CORVALLIS, Ore. – Scientists studying the valuable, but vulnerable, black cottonwood poplar have identified the genetic mechanism responsible for the species’ inability to resist a pervasive and deadly disease.
Their finding, published in the Proceedings of the National Academy of Sciences, could help protect the ecosystem and lead to successful tree growth for increased biofuels and forestry production.
The researchers analyzed the genetic response of black cottonwood poplars infected by a pathogen known as Septoria, which causes untreatable cankers on the surface of the trunk and branches and kills trees early in the typical growing cycle.
Ecologically, black cottonwood poplars are prevalent in river systems across the U.S. Pacific Northwest where Septoria is not a threat – yet.
“Surprisingly, we found that a gene that causes susceptibility is widely prevalent across the species range,” said Jared LeBoldus, a forest pathologist at Oregon State University and the study’s corresponding author. “This degraded resistance and maintained susceptibility could be detrimental to the ecosystem if Septoria is introduced in the Pacific Northwest.”

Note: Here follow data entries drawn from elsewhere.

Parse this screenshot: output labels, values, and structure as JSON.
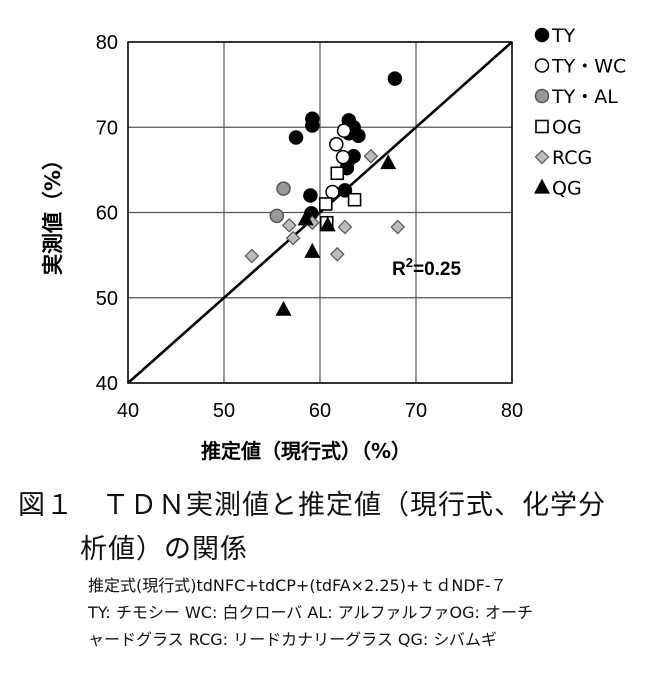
{
  "chart_data": {
    "type": "scatter",
    "ylabel": "実測値（%）",
    "xlabel": "推定値（現行式）（%）",
    "xlim": [
      40,
      80
    ],
    "ylim": [
      40,
      80
    ],
    "xticks": [
      "40",
      "50",
      "60",
      "70",
      "80"
    ],
    "yticks": [
      "40",
      "50",
      "60",
      "70",
      "80"
    ],
    "grid": true,
    "legend_position": "right-outside",
    "annotation": "R²=0.25",
    "reference_line": {
      "x": [
        40,
        80
      ],
      "y": [
        40,
        80
      ]
    },
    "series": [
      {
        "name": "TY",
        "marker": "circle",
        "fill": "#000000",
        "stroke": "#000000",
        "points": [
          [
            57.5,
            68.8
          ],
          [
            59.2,
            71.0
          ],
          [
            59.2,
            70.2
          ],
          [
            63.0,
            70.8
          ],
          [
            63.0,
            69.3
          ],
          [
            63.5,
            70.0
          ],
          [
            64.0,
            69.0
          ],
          [
            63.5,
            66.6
          ],
          [
            63.0,
            66.2
          ],
          [
            62.8,
            65.2
          ],
          [
            62.6,
            62.6
          ],
          [
            59.0,
            62.0
          ],
          [
            59.1,
            59.9
          ],
          [
            67.8,
            75.7
          ]
        ]
      },
      {
        "name": "TY・WC",
        "marker": "circle",
        "fill": "#ffffff",
        "stroke": "#000000",
        "points": [
          [
            62.5,
            69.6
          ],
          [
            61.7,
            68.0
          ],
          [
            62.4,
            66.5
          ],
          [
            61.3,
            62.4
          ]
        ]
      },
      {
        "name": "TY・AL",
        "marker": "circle",
        "fill": "#999999",
        "stroke": "#555555",
        "points": [
          [
            56.2,
            62.8
          ],
          [
            55.5,
            59.6
          ]
        ]
      },
      {
        "name": "OG",
        "marker": "square",
        "fill": "#ffffff",
        "stroke": "#000000",
        "points": [
          [
            61.8,
            64.6
          ],
          [
            63.6,
            61.5
          ],
          [
            60.6,
            61.0
          ],
          [
            60.7,
            58.8
          ]
        ]
      },
      {
        "name": "RCG",
        "marker": "diamond",
        "fill": "#bbbbbb",
        "stroke": "#555555",
        "points": [
          [
            52.9,
            54.9
          ],
          [
            56.8,
            58.5
          ],
          [
            57.2,
            57.0
          ],
          [
            61.8,
            55.1
          ],
          [
            62.6,
            58.3
          ],
          [
            65.3,
            66.6
          ],
          [
            68.1,
            58.3
          ],
          [
            59.2,
            58.8
          ]
        ]
      },
      {
        "name": "QG",
        "marker": "triangle",
        "fill": "#000000",
        "stroke": "#000000",
        "points": [
          [
            56.2,
            48.6
          ],
          [
            59.2,
            55.4
          ],
          [
            58.5,
            59.2
          ],
          [
            60.8,
            58.5
          ],
          [
            67.1,
            65.8
          ]
        ]
      }
    ]
  },
  "caption": {
    "title_line1": "図１　ＴＤＮ実測値と推定値（現行式、化学分",
    "title_line2": "析値）の関係",
    "note_line1": "推定式(現行式)tdNFC+tdCP+(tdFA×2.25)+ｔｄNDF-７",
    "note_line2": "TY: チモシー WC: 白クローバ AL: アルファルファOG: オーチ",
    "note_line3": "ャードグラス RCG: リードカナリーグラス QG: シバムギ"
  }
}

Hybrid varieties of the poplars are economically valuable because they can grow up to three times faster than the pure species. If the hybridized poplars survive, they could dramatically increase production of high-value, bio-derived materials, biofuels and forestry products such as pulp and paper, lumber and veneer.

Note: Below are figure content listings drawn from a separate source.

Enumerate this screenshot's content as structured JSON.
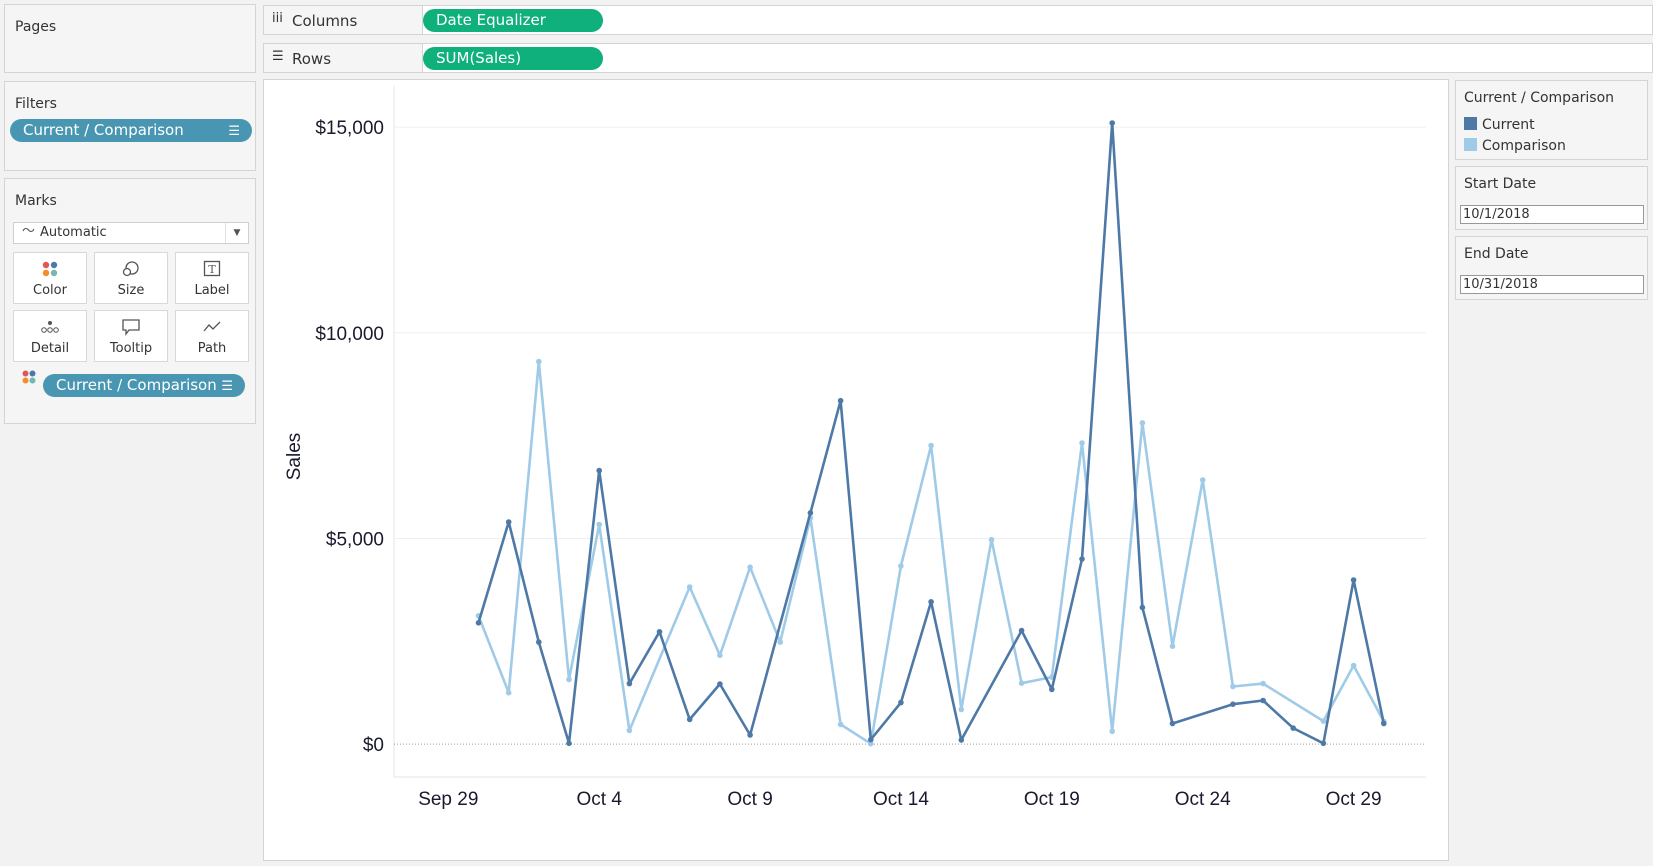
{
  "pages": {
    "title": "Pages"
  },
  "filters": {
    "title": "Filters",
    "pill": "Current / Comparison"
  },
  "marks": {
    "title": "Marks",
    "mark_type": "Automatic",
    "buttons": [
      "Color",
      "Size",
      "Label",
      "Detail",
      "Tooltip",
      "Path"
    ],
    "color_pill": "Current / Comparison"
  },
  "shelves": {
    "columns_label": "Columns",
    "columns_pill": "Date Equalizer",
    "rows_label": "Rows",
    "rows_pill": "SUM(Sales)"
  },
  "legend": {
    "title": "Current / Comparison",
    "items": [
      {
        "label": "Current",
        "color": "#4e79a7"
      },
      {
        "label": "Comparison",
        "color": "#a0cbe8"
      }
    ]
  },
  "start_date": {
    "title": "Start Date",
    "value": "10/1/2018"
  },
  "end_date": {
    "title": "End Date",
    "value": "10/31/2018"
  },
  "chart_data": {
    "type": "line",
    "ylabel": "Sales",
    "xlabel": "",
    "y_ticks": [
      "$0",
      "$5,000",
      "$10,000",
      "$15,000"
    ],
    "y_tick_values": [
      0,
      5000,
      10000,
      15000
    ],
    "ylim": [
      -800,
      16000
    ],
    "x_tick_labels": [
      "Sep 29",
      "Oct 4",
      "Oct 9",
      "Oct 14",
      "Oct 19",
      "Oct 24",
      "Oct 29"
    ],
    "x_tick_days": [
      0,
      5,
      10,
      15,
      20,
      25,
      30
    ],
    "xlim": [
      -1.8,
      32.4
    ],
    "x_days": [
      1,
      2,
      3,
      4,
      5,
      6,
      7,
      8,
      9,
      10,
      11,
      12,
      13,
      14,
      15,
      16,
      17,
      18,
      19,
      20,
      21,
      22,
      23,
      24,
      25,
      26,
      27,
      28,
      29,
      30,
      31
    ],
    "series": [
      {
        "name": "Current",
        "color": "#4e79a7",
        "values": [
          2950,
          5400,
          2480,
          20,
          6650,
          1470,
          2730,
          600,
          1460,
          220,
          null,
          5620,
          8350,
          110,
          1010,
          3460,
          100,
          null,
          2760,
          1330,
          4500,
          15100,
          3320,
          500,
          null,
          970,
          1060,
          390,
          20,
          3990,
          500
        ]
      },
      {
        "name": "Comparison",
        "color": "#a0cbe8",
        "values": [
          3120,
          1250,
          9300,
          1570,
          5340,
          330,
          null,
          3820,
          2160,
          4300,
          2480,
          5500,
          480,
          10,
          4330,
          7260,
          840,
          4970,
          1480,
          1630,
          7320,
          310,
          7810,
          2380,
          6420,
          1400,
          1470,
          null,
          560,
          1910,
          550
        ]
      }
    ],
    "grid": true
  }
}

Unsuccessful growth of the cottonwood hybrid represents a key barrier to the industry’s economic potential and limits companies to slower growing varieties.
To map the genetic behavior of black cottonwood, OSU researchers assessed more than 3,000 individual black cottonwoods using a combination of digital imagery and measurements of disease severity for susceptibility to Septoria canker.
Scientists at the U.S. Department of Energy’s Oak Ridge National Laboratory (ORNL) used computational resources coupled with genome sequencing and profiling of more than a thousand genomes provided by the DOE’s Joint Genome Institute that helped identify the resistance and susceptibility gene in each individual black cottonwood.
The team then searched for links between a dataset of 28 million known mutations and the poplars’ genetic profiles to verify which trees lined up with those that were predicted to be resistant or susceptible to Septoria.
“Out of those billions of computations, we found mutations that are consistently correlated with either resistance or susceptibility to the disease,” said Wellington Muchero, a study co-author with the Center for Bioenergy Innovation at ORNL. “At ORNL, we can show that our results hold up in a real-world field conditions and that most black cottonwoods from the West Coast cannot tolerate the Septoria pathogen.”
The results also identified individual trees that are resistant to the disease and can be used to develop resistant hybrids for commercial production, as well as inform intervention strategies to protect Pacific Northwest ecosystems from the spread of Septoria.
OSU collaborators on the project included LeBoldus, who has a dual appointment in OSU’s College of Agricultural Sciences and College of Forestry; Kelsey Sondreli, a postdoctoral research associate in LeBoldus’ lab; Jeff Chang, an associate professor in the College of Agricultural Sciences; and Alexandra Weisberg, a postdoctoral fellow in Chang’s lab.
Collaborators included researchers at the University of Georgia, and HudsonAlpha Institute for Biotechnology in Huntsville, Alabama.
The study was funded by the Department of Energy’s Office of Science and the U.S. Department of Agriculture National Institute of Food and Agriculture, among others.